Achebe objects to how Conrad's Heart of Darkness perpetuates and ignorant and false view of Africa and African people being less humane and developed than the western world. According to Achebe’s article, Heart of Darkness portray Africa as an uninhabitable jungle and the people who live there as more animalistic than human. Achebe says Africa is used as a “setting and backdrop which eliminates the African as human factor... devoid of all recognizable humanity” (9). Achebe continues to argue that, “a novel which celebrates this dehumanization, which depersonalizes a portion of the human race” cannot be called a great work of art (9). A large part of Achebe's objection is that not only does Conrad's book contain racism, its wide acceptance is makes it one of the works that have fueled people to consider such dehumanization as something that is normal.
Heart of Darkness relates to Apocalypse Now is multiple ways. Both Heart of Darkness and Apocalypse Now are concerned with ‘the other’ and foreign land. In Heart of Darkness, the other is the African people, and in Apocalypse Now it is the people of Cambodia. Both of these works portray the non-western world as something frighteningly mysterious. An element present as a result of this mystery is the fear that the white man has about how his own humanity could be reflected or represented by the savage other. Achebe states that what “frightens and at the same time fascinates Conrad” is the the idea that the humanity of the other barely-humans is like that of their own, “Ugly” (8). In Apocalypse Now, Kurtz is an example that a person who is supposed to bring civilization to these perceived jungle people could instead ‘sink’ to their level. This could be considered a confirmation of the fear that Conrad, according to Achebe, admits to. This fear is not simply just fear of the unknown, but fearing getting too comfortable or recognizing the alleged savagery in oneself.
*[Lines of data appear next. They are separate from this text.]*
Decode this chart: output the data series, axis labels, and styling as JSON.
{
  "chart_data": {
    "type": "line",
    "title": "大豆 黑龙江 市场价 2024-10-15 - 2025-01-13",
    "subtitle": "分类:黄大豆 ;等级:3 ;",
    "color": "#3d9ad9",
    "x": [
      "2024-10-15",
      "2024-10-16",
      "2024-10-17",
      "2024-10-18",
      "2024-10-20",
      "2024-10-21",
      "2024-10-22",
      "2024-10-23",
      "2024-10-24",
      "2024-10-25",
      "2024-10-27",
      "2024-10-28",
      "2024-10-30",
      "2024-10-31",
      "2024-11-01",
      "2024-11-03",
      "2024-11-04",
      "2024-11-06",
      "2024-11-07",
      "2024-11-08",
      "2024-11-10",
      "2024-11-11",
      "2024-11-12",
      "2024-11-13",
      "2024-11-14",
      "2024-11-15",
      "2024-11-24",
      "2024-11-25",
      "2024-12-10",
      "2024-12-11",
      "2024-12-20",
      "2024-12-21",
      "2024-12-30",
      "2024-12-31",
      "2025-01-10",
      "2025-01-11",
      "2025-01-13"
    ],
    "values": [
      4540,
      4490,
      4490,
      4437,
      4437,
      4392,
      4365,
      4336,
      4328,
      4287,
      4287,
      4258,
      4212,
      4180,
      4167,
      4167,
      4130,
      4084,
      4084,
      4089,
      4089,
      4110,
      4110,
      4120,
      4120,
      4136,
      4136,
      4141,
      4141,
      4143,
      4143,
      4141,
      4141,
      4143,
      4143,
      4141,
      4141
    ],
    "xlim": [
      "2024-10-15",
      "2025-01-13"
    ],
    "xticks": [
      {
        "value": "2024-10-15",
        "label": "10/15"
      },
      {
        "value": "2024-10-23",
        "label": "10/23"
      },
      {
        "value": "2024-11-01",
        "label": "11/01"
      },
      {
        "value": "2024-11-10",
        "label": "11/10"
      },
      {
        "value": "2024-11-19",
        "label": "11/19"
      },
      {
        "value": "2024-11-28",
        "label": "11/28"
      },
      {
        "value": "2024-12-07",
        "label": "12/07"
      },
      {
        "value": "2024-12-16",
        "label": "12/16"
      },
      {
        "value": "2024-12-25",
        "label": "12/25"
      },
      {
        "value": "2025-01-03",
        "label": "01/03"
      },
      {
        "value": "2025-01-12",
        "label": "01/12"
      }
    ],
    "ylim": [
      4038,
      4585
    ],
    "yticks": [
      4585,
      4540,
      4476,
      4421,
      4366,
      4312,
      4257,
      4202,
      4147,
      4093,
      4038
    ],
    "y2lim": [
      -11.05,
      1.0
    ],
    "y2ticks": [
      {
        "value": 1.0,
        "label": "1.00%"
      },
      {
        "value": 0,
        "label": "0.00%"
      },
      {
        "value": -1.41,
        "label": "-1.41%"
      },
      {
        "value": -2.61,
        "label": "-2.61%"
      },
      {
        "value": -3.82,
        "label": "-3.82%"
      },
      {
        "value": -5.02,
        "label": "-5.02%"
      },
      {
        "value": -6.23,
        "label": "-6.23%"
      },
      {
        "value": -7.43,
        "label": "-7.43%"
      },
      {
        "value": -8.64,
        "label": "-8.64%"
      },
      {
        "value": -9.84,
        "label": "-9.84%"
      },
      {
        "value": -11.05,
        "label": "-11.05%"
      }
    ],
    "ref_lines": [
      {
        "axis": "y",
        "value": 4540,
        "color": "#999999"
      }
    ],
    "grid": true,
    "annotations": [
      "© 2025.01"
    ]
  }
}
I think that when Achebe talks about what frightens and fascinates him simultaneously is that the ugliness of the "others" is similar to ours is the exact reason that they portray them the way that they do in Apocalypse Now. They are afraid that if they let themselves get any closer that they will realize that they are not as developed as they would like to believe that they are. The more that they interact with the "savages" the more that they will become like them. For this reason they need to be the "white man" hero type because if they do not rub off onto the "lesser", then they might rub onto them.